Department of Oncology and Haematology, Klinikum Oldenburg, Oldenburg, Germany.
Department of Hematology and Oncology, Städtisches Klinikum München, Munich, Germany.
Drugs R D. 2019 Sep;19(3):267-275. doi: 10.1007/s40268-019-0278-8.
Data from a trial of first-line panitumumab plus FOLFIRI (folinic acid, infusional 5-fluorouracil and irinotecan) in metastatic colorectal cancer were retrospectively analysed to investigate the effects of primary tumour location and early tumour shrinkage on outcomes.
Patients with RAS wild-type metastatic colorectal cancer from a single-arm, open-label phase II study (NCT00508404) were included. Tumours located from the splenic flexure to rectum and in the caecum to transverse colon were defined as left- and right-sided, respectively. Baseline characteristics were summarised by primary tumour location and the effects of primary tumour location on outcomes-including objective response rate, resection rate, depth of response, duration of response and progression-free survival-were analysed. Progression-free survival and objective response rate were analysed by early tumour shrinkage status.

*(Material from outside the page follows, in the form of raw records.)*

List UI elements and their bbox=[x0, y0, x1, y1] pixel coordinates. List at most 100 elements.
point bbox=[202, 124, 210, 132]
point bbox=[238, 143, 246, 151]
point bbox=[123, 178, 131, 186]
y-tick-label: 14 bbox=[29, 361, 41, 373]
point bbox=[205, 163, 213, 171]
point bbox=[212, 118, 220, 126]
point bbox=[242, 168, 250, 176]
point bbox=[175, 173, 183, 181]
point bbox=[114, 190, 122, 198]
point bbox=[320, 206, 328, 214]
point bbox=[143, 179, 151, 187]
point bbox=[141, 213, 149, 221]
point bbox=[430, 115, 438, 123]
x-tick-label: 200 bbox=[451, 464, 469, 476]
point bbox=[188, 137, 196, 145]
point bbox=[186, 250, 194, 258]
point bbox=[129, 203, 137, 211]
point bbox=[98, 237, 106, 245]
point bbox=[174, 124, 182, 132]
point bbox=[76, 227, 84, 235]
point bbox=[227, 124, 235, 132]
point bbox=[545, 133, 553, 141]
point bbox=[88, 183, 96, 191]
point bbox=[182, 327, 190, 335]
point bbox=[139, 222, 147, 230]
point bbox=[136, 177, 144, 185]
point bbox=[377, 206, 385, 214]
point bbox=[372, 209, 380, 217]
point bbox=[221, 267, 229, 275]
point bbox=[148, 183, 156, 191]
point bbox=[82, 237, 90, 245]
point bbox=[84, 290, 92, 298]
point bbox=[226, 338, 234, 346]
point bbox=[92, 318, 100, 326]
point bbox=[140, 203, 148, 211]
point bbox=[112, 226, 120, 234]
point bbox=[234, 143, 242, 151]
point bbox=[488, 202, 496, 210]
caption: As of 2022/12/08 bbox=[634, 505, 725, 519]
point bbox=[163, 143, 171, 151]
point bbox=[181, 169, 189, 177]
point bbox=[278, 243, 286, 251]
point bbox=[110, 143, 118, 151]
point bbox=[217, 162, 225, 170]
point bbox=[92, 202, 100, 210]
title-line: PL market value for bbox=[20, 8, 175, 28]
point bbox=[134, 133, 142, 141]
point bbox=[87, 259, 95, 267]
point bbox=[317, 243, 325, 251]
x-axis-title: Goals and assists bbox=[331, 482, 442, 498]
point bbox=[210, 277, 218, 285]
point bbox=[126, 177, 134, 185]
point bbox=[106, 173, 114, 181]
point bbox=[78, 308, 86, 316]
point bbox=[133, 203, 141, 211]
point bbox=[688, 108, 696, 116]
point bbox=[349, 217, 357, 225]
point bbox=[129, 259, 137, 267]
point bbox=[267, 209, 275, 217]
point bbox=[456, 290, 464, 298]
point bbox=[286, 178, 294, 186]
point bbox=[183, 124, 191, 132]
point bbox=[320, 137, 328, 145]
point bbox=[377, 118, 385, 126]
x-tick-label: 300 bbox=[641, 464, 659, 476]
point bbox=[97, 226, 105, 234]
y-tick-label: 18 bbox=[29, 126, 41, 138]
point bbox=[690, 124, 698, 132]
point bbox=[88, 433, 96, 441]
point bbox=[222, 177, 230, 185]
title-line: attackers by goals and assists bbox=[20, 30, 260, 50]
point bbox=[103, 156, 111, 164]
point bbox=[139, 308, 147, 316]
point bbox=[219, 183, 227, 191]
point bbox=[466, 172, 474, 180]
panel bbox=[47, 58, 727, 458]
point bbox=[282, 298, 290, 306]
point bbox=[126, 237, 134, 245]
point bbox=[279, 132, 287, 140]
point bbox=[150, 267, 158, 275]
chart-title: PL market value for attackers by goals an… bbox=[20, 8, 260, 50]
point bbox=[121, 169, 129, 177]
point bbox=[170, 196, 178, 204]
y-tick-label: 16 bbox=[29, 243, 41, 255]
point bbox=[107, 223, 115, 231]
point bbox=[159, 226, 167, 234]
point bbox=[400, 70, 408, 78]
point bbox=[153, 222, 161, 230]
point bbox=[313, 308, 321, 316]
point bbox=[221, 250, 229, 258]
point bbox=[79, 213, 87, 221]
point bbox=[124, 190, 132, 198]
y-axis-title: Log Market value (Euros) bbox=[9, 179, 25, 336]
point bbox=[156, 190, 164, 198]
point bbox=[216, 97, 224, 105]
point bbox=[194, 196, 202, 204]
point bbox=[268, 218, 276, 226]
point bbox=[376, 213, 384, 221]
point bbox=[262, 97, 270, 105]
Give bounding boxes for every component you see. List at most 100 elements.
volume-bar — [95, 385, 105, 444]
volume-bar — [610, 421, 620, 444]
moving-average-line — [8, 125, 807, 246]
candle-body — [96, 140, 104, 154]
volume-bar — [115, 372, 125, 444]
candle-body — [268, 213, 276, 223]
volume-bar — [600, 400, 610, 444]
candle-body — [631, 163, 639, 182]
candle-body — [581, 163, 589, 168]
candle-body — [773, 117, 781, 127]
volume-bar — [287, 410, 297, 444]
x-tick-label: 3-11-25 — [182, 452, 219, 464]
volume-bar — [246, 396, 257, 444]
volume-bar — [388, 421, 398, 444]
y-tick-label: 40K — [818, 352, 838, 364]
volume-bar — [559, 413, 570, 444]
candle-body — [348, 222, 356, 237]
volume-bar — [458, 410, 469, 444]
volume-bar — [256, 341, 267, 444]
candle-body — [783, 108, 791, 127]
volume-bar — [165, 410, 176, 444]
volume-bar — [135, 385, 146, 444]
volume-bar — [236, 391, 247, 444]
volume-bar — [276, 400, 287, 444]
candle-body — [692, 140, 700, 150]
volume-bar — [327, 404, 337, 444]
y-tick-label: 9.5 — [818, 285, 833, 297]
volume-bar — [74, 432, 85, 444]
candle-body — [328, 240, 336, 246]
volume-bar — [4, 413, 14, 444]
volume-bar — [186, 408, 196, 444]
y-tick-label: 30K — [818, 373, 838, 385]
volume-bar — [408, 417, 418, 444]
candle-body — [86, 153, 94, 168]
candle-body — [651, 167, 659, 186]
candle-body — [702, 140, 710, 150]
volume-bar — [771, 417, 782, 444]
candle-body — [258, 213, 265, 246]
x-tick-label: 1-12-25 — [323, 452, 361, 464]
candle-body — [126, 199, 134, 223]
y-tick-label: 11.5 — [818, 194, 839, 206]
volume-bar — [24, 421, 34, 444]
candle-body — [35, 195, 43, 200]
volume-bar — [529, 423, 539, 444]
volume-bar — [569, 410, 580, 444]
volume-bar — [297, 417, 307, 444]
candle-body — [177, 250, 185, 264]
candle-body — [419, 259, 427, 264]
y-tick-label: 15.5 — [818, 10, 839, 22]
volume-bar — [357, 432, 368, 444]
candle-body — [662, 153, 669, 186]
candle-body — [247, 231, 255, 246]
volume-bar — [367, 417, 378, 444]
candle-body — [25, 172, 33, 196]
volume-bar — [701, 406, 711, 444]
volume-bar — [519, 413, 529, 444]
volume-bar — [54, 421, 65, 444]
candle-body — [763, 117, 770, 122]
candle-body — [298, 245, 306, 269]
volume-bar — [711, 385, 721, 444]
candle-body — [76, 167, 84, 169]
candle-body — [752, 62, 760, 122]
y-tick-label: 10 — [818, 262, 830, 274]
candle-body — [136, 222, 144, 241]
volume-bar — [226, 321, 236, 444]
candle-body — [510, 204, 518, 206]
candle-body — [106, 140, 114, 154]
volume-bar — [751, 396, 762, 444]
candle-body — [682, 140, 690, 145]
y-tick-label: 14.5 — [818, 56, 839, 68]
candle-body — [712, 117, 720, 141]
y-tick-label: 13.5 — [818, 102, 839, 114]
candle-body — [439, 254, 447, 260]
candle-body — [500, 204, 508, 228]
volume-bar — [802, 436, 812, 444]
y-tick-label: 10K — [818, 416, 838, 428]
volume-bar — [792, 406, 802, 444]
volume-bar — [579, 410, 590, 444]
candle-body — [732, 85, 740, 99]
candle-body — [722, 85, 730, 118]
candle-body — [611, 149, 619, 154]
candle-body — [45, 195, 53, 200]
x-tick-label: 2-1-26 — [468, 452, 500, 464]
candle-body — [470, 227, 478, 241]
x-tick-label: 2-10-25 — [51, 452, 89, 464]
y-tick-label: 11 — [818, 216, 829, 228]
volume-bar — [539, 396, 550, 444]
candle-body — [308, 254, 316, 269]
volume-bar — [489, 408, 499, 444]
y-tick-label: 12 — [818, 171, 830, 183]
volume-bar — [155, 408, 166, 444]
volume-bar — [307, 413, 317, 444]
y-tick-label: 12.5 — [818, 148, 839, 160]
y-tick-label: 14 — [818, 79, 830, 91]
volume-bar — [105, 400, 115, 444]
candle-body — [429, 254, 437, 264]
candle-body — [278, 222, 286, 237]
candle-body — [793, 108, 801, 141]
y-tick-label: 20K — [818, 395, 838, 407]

Primary tumour location was determined in 52/69 (75%) patients with RAS wild-type metastatic colorectal cancer; 45 (87%) had left-sided disease. Median progression-free survival was longer in patients with left-sided tumours (11.2 vs. 7.2 months for right-sided disease) and more of these patients experienced early tumour shrinkage ≥ 30% (53% vs. 29%). Early tumour shrinkage ≥ 30% was associated with improved progression-free survival irrespective of tumour location. More patients with early tumour shrinkage ≥ 30% achieved a partial or complete response. Objective response rate, duration of response, depth of response and resection rates were similar in patients with left- and right-sided tumours.
This analysis has confirmed a prognostic effect of primary tumour location in patients with RAS wild-type metastatic colorectal cancer receiving first-line panitumumab plus FOLFIRI. Early tumour shrinkage was associated with improved progression-free survival irrespective of tumour location. In right-sided disease, early tumour shrinkage may identify a subgroup of patients who might respond to panitumumab. CLINICALTRIALS.
NCT00508404.
对一线帕尼单抗联合 FOLFIRI(亚叶酸、持续输注氟尿嘧啶和伊立替康)治疗转移性结直肠癌的临床试验数据进行回顾性分析,以探讨原发肿瘤位置和早期肿瘤退缩对结局的影响。
纳入来自一项单臂、开放标签的 II 期研究(NCT00508404)的 RAS 野生型转移性结直肠癌患者。肿瘤位于脾曲至直肠和盲肠至横结肠之间的定义为左侧和右侧。根据原发肿瘤位置总结基线特征,并分析原发肿瘤位置对结局的影响,包括客观缓解率、切除率、缓解深度、缓解持续时间和无进展生存期。根据早期肿瘤退缩情况分析无进展生存期和客观缓解率。
52/69(75%)例 RAS 野生型转移性结直肠癌患者确定了原发肿瘤位置;45 例(87%)为左侧肿瘤。左侧肿瘤患者的中位无进展生存期较长(11.2 个月 vs. 右侧疾病的 7.2 个月),且更多患者出现早期肿瘤退缩≥30%(53% vs. 29%)。无论肿瘤位置如何,早期肿瘤退缩≥30%均与无进展生存期的改善相关。更多早期肿瘤退缩≥30%的患者获得部分或完全缓解。左侧和右侧肿瘤患者的客观缓解率、缓解持续时间、缓解深度和切除率相似。
本分析证实了 RAS 野生型转移性结直肠癌患者接受一线帕尼单抗联合 FOLFIRI 治疗时原发肿瘤位置的预后影响。早期肿瘤退缩与无进展生存期的改善相关,与肿瘤位置无关。在右侧疾病中,早期肿瘤退缩可能可以识别出可能对帕尼单抗有反应的患者亚组。临床试验.gov 标识符:NCT00508404。